Graduate Students Selected for Chautauqua School of Art Residency Program

Last Updated
August 27, 2025

Published
May 3, 2021

Category
Graduate Student News

Graduate students AJ Aremu and Luka Carter have been selected as participants in the competitive 2021 Chautauqua School of Art Residency Program. The Chautauqua School of Art residency program is a centerpiece of the Chautauqua Visual Arts (CVA). Founded in 1909, the School is an incubator of inclusive and expansive programming in the visual arts composed of workshops and one-on-one time with mentors covering all media. The curriculum intentionally breaks apart the traditional methods that silo disciplines from each other and instead embraces a full range of studio and pragmatic studies including professional development for artists, the art of pedagogy, writing in the 21st century, archiving and the relevance of art history today. Their program is inclusive, which is reflected not only by the team who teach at Chautauqua Visual Arts but also conveyed by the knowledge they share.

This year, the Chautauqua School of Art residency program had the most applications in their history and admission was very competitive.
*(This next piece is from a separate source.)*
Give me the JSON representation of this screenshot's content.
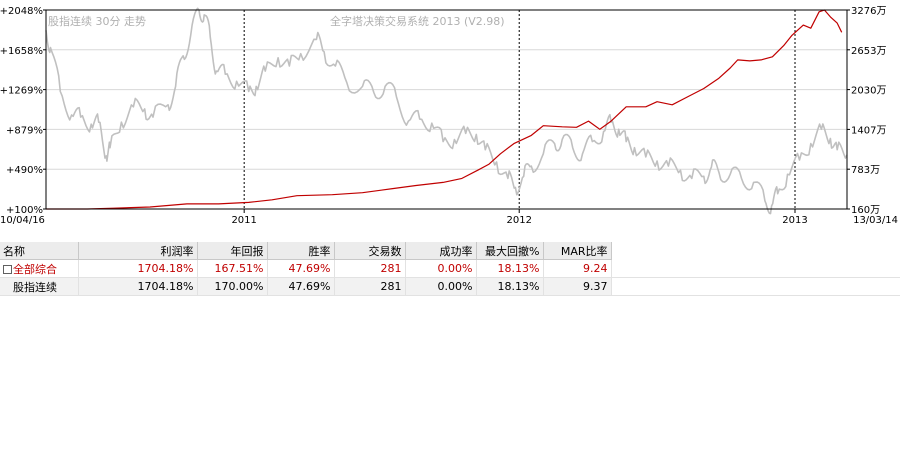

The program accepted a very diverse group of people from all over the world, including artists from Nigeria, Bangladesh, India, China, Barbados and Bermuda, ages 23-62 in a truly intergenerational program. The Lamar Dodd School of Art is extremely please to have two students among this distinguished group.

AJ Aremu is a first-generation immigrant born in Sweden to a family of Nigerian origin. Aremu’s work focuses on the creation of large-scale images with the intent of keeping the viewers’ attention longer, to inspire intimate discussion between the art and the individual. The artworks they’ve created over the course of their artistic career are politically charged paintings and prints that strive to encourage individuals to educate themselves on the strife of black individuals. Through the use of silhouettes, rather than representation being limited to the model used for the imagery, they are able to represent black individuals as a whole.

Luka Carter (b. 1990, Los Angeles) is an interdisciplinary artist who lived on a boat for three years in Rockaway Beach, NY, a trailer in Bolinas, CA and plenty of places in between. The friends and community that he finds in each of these places has allowed for a strong, beautiful network of friendship and artistic collaboration, similar to what futurists might call tentacularity – “about life lived along lines, not at points, not in spheres.” With a background in construction and manual labor, Luka has a knack for making space for art in overlooked or interstitial spaces–– including an outhouse, abandoned lot, and a van. His practice spans zines, furniture, tattoos, ceramics, clothing, and installations. He is currently pursuing his MFA at the Lamar Dodd School of Art.